In the current issue of British Rowing’s Rowing & Regatta, No. 40, rowing historian and writer Chris Dodd has an article with a photograph showing members of Stavanger Roklub getting ready to participate in the town’s parade on Norway’s National Day on 17 of May.
This made me think of a funny story about Norway, from a Swedish point of view; and it has a very loose tie to rowing.
At the Peace Conference in 1814, Denmark, being an ally to France, lost the territory of Norway to Sweden. The Norwegians protested and nominated Kristian Fredrik to be King of Norway on 17 of May the same year. This led to a war declaration from the Swedish King and the Swedish army immediately attacked Norway. After a couple of weeks fighting, Norway surrendered, and was from thereon in a political union with its eastern neighbour, and technically run by the Swedish king.
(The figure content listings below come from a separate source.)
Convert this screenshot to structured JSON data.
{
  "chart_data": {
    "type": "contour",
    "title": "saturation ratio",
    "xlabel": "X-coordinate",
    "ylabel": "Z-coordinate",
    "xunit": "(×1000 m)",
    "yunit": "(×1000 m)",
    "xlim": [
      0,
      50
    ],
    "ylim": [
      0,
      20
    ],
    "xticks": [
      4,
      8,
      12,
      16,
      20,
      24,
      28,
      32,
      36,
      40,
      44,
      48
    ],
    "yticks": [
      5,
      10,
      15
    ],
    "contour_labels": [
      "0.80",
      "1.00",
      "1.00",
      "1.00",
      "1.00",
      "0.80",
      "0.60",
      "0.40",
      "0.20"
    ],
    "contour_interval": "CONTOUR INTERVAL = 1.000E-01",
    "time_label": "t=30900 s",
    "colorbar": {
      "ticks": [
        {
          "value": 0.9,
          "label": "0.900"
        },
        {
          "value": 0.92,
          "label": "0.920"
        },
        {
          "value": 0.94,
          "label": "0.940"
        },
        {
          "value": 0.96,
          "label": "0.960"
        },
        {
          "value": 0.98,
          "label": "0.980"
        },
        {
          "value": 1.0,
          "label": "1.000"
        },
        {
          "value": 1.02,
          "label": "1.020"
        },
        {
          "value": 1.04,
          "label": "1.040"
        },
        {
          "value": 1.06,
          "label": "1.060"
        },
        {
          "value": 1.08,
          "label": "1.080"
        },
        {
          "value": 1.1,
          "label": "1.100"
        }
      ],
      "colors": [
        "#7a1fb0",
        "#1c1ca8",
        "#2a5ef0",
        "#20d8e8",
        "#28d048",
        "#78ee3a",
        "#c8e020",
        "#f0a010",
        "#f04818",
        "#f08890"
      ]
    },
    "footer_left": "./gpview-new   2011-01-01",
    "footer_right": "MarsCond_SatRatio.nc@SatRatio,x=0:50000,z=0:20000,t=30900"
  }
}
Then in 1897, King Chulalongkorn of Siam visited King Oscar II of Sweden. The King of Siam was rowed up on the Royal Barge to meet King Oscar. Among the many gifts that King Chulalongkorn brought to the Swedish king was a big, white elephant.
To get some advice how to reciprocate this gift, King Oscar called in his friend Count Sven Lagerberg, who was a general and the supreme commander of the Swedish Army. Count Lagerberg, who was a witty man, was commonly known as “Sven – Hell, No”. He got the nick-name after his younger brother, also an army officer, happened to call him by his first name, not by his military rank, in front of the troops. General Lagerberg then barked at his brother, “Sven – Hell, No!” [“Sven – i helvete!”]
When King Oscar asked Lagerberg what he would suggest that the king could give to the King of Siam, adding, “What do I have that is big, and totally useless?” General Lagerberg replied, “Your Majesty, how about giving him Norway?”
Poor Norway! The country peacefully separated from Sweden in June 1905.